Making sense of digital information is a growing problem in almost every domain, ranging from scientists needing to stay current with new research, to companies aiming to provide the best service for their customers. What is common to such "Big Data" problems is not only the scale of the data, but also the complexity of the human processes that continuously interact with digital environments and generate new data.
Focusing on learning problems that arise in retrieval and recommender systems, I will show how we can develop principled approaches that explicitly model the process of continuously learning with humans in the loop while improving system utility. As one example, I will present the linear submodular bandits problem, which jointly addresses the challenges of selecting optimally diversified recommendations and balancing the exploration/exploitation tradeoff when personalizing via user feedback. More generally, I will show how to integrate the collection of training data with the user's use of the system in a variety of applications, ranging from long-term optimization of personalized recommender systems to disambiguation within a single search session.

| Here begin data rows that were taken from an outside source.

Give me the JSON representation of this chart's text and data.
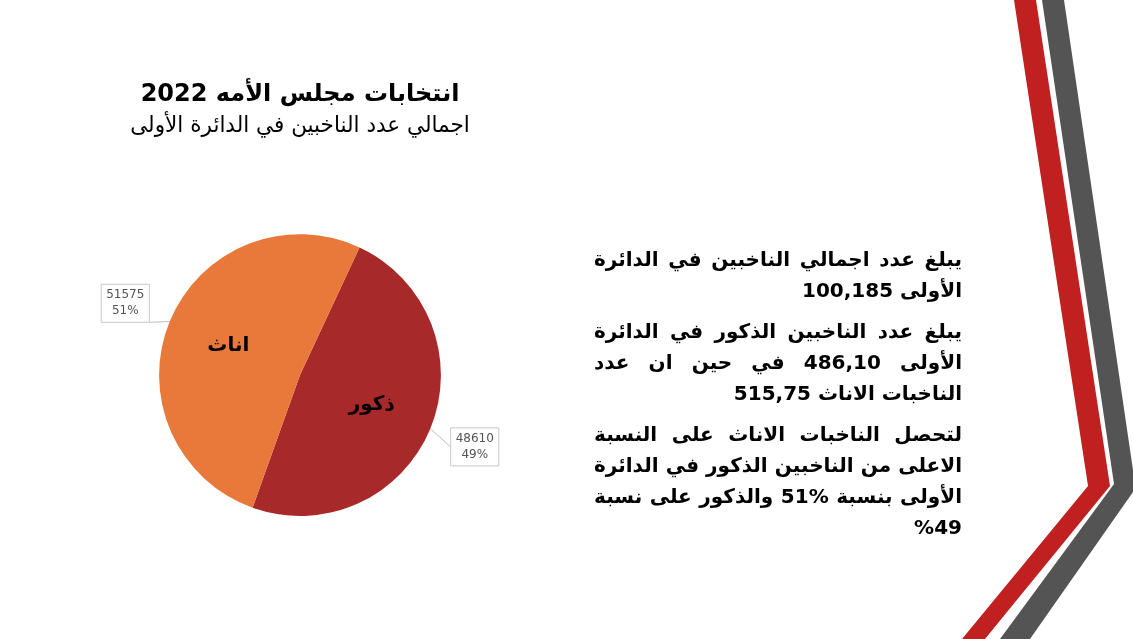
{
  "chart_data": {
    "type": "pie",
    "title": "انتخابات مجلس الأمه 2022",
    "subtitle": "اجمالي عدد الناخبين في الدائرة الأولى",
    "categories": [
      "ذكور",
      "اناث"
    ],
    "values": [
      48610,
      51575
    ],
    "colors": [
      "#a8292a",
      "#e8793b"
    ],
    "value_labels": [
      "48610\n49%",
      "51575\n51%"
    ],
    "annotations": [
      "يبلغ عدد اجمالي الناخبين في الدائرة الأولى 100,185",
      "يبلغ عدد الناخبين الذكور في الدائرة الأولى 486,10 في حين ان عدد الناخبات الاناث 515,75",
      "لتحصل الناخبات الاناث على النسبة الاعلى من الناخبين الذكور في الدائرة الأولى بنسبة %51 والذكور على نسبة 49%"
    ]
  }
}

Yisong Yue is a postdoctoral researcher in the Machine Learning Department and the iLab at Carnegie Mellon University. His research interests lie primarily in machine learning approaches to structured prediction and interactive systems, with an application focus in developing new approaches for information retrieval and access. He received a Ph.D. from Cornell University and a B.S. from the University of Illinois at Urbana-Champaign. He is the author of the SVM-map software package for optimizing mean average precision using support vector machines. His current research focuses on machine learning approaches to diversified retrieval and interactive information systems.